I’ll take a stab at starting this.
First, the use of names like “Eve” and “Adam” are probably what makes it hard for people to wrap their minds around these ideas. I really wish they wouldn’t do this. Mitochondrial Eve has nothing to do with the biblical Eve. She was not even the first human woman.
What you need to understand first is what mitochondrial DNA is. Some gross generalizations will follow, just to keep this under 40 pages long.
Inside each of our cells is a nucleus. In that nucleus is DNA. That DNA is what determines how we are made. It determines what colour your eyes are and how tall you are… things like that. But also within our cells are things called mitochondria. These are the power centres of the cell. They make energy so that we can do everything that we do. Mitochondria resemble bacteria more than anything else. They are fundamentally very, very different from all other types of cell in the human body. Similarly, in plant cells, chloroplasts are the power centres, and they also resemble bacteria.
It took a long time to figure out a way for such a thing to have occurred – how could we have bacteria-like cells within our own cells, that function so differently from the way our own cells function? The current theory is that it is a kind of symbiosis – the cell of a very (VERY) early ancestor engulfed a bacteria-like cell, and they each provided the other with something important, such that they thrived better together than either one did apart. We see this in organisms like lichen – a lichen is algae + fungus that work together to thrive.
Ok, our cells contain these bacteria-like cells, mitochondria. Just like bacteria, they contain their own type of DNA, that determines the characteristics of the mitochondria. This DNA is not like the DNA in our nucleus, it is totally separate. Bacteria reproduce asexually, by making perfect clones of each other, and so do mitochondria. So, when more mitochondria are produced in our bodies, they look exactly alike, and they all contain DNA that is exactly alike.
The key – - – - – > Humans reproduce sexually (duh). In terms of our DNA, this means that our offspring receive a cocktail of DNA that is a mixture of the mother’s and the father’s DNA. It is totally unique to the offspring. BUT! The mitochondria of the offspring are ALL inherited from the mother. Think about how big a human egg is, compared with a tiny sperm. Pretty much all that sperm is made of is human DNA and a tail to make it move. But the egg contains a lot of cell material, including mitochondrial DNA. Thus, you received your first mitochondria from your mother, and she received her first mitochondria from her mother. And so on and so on. Not the same individual mitochondria – but they reproduce clonally, so they are indistinguishable from each other.
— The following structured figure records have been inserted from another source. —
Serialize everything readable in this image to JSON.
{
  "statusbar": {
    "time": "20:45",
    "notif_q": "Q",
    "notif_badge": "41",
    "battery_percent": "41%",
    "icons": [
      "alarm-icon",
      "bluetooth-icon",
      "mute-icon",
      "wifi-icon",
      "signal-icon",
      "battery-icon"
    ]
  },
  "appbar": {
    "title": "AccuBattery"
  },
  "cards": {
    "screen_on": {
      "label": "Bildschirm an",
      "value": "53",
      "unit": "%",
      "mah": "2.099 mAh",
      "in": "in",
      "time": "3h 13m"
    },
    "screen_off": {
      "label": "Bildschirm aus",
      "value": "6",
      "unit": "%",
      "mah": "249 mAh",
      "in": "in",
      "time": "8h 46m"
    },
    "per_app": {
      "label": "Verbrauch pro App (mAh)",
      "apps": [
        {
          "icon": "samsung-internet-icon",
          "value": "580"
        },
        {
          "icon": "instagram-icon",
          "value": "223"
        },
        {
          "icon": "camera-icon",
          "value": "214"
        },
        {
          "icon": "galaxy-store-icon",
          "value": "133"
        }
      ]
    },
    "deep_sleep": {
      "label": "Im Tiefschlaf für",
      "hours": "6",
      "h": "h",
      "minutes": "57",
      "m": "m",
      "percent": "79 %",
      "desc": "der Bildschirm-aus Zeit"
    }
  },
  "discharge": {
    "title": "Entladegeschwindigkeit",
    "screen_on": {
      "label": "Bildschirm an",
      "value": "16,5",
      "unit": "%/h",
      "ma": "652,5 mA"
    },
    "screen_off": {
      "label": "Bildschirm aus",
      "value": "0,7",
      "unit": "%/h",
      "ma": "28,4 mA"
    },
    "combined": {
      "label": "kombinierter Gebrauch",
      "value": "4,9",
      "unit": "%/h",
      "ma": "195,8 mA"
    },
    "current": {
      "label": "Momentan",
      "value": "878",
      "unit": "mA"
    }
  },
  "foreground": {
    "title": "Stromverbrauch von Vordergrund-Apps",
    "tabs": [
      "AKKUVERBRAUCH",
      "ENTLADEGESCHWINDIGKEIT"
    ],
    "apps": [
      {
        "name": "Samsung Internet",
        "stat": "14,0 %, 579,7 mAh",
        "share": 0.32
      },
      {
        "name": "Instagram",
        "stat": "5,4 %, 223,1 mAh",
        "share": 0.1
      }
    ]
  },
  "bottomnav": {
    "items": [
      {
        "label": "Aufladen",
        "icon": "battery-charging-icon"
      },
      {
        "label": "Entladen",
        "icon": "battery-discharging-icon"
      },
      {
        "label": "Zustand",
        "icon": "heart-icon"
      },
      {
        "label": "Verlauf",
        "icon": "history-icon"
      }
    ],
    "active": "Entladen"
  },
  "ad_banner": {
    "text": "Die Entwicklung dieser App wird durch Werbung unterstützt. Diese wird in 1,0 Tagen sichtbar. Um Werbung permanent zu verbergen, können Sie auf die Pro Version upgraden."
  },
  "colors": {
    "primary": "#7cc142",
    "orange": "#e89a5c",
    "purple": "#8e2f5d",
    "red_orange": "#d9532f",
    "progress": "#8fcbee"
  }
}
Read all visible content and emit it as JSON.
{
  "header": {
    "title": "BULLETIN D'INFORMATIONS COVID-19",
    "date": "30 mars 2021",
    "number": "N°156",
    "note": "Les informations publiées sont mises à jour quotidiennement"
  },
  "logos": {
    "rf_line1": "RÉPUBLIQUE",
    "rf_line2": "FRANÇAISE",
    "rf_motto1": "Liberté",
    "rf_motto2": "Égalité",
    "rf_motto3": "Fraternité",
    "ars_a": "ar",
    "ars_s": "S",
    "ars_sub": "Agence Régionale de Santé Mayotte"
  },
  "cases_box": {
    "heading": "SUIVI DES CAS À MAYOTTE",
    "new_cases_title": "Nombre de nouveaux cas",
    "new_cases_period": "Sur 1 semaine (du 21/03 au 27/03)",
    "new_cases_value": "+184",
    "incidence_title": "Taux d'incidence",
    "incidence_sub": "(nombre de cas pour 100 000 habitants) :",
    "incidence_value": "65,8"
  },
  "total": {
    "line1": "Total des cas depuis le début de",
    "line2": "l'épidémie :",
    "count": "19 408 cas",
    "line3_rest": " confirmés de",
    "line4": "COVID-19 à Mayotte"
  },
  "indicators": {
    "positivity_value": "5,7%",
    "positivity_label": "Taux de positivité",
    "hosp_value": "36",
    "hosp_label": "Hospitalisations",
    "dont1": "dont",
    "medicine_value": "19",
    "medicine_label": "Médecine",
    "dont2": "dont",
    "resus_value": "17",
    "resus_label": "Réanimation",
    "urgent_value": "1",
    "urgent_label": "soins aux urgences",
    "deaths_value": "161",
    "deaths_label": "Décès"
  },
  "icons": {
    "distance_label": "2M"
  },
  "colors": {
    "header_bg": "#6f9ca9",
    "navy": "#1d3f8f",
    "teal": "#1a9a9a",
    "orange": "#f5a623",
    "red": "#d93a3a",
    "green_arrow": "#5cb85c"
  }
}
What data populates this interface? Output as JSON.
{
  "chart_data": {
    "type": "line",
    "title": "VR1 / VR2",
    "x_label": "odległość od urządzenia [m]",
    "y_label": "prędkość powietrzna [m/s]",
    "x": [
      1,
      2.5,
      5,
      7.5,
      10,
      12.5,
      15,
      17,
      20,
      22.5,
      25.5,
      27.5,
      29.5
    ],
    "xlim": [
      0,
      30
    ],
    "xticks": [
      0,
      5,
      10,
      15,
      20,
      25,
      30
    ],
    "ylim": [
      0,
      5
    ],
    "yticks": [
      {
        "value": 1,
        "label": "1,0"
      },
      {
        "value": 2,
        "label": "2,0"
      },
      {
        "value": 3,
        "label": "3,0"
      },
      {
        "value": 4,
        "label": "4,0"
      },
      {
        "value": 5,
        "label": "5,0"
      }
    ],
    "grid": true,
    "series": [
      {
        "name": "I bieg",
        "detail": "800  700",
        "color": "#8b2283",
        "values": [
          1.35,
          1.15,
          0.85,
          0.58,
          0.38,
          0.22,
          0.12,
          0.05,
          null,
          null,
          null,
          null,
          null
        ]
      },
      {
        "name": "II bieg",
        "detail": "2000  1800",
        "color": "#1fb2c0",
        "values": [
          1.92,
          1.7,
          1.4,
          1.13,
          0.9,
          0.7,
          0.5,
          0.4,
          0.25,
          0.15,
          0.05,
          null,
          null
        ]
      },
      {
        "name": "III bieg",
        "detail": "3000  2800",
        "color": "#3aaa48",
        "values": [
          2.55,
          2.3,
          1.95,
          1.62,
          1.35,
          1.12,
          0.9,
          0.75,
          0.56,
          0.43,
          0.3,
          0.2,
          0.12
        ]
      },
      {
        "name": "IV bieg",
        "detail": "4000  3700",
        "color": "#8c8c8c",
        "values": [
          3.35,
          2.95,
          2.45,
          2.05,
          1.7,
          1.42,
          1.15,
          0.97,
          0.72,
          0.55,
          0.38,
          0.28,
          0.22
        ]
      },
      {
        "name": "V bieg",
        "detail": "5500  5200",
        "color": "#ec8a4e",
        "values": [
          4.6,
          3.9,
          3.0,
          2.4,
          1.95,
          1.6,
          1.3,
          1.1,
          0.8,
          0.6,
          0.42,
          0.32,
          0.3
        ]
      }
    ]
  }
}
Well, mostly indistinguishable. There will be, over time, random mutations in the production of new mitochondria (just like there are random mutations in bacteria, that allow them to evolve to be resistant to antibiotics). The rate of mutation is something that we can quantify. Using that rate, and working with samples collected from people of different ethnicity, scientists estimated how long ago the first mitochondria that were enough like ours to have produced our mitochondria over as many generations were inherited. The woman who passed them on is Mitochondrial Eve.
The limitation of this question is that it doesn’t seek to find all the women who were Mitochondrial Eve’s contemporaries, but who didn’t contribute to this line. There would have been many thousands of women alive at the same time (just as there were also many thousands of men) – but we all descended from this one woman, and she was the most recent common ancestor.
You can see how arbitrary a “first” this is… we are sourcing the mitochondrial DNA of the most recent matrilineal common ancestor. This was not the first human, nor was it the most recent common ancestor (who was probably male, as you mention in your details). This explains why Mitochondrial Eve’s mother was not Mitochondrial Eve, nor her mother – because we’re looking for the most recent common ancestor here.
Small-scale analogy – - – - – - > Think of your own family. If you have siblings, then you and your siblings share many “matrilineal common ancestors”: your mother, your grandmother, your great-grandmother, etc. The most recent one is your mother.
Now if you include your cousins in that group, and find your most recent matrilineal common ancestor, you have to go up a generation. Your mother isn’t a common ancestor for both your siblings and your cousins.
Each time you widen the pool of people, you have to go further and further back to find the most recent matrilineal common ancestor. That’s what this is all about.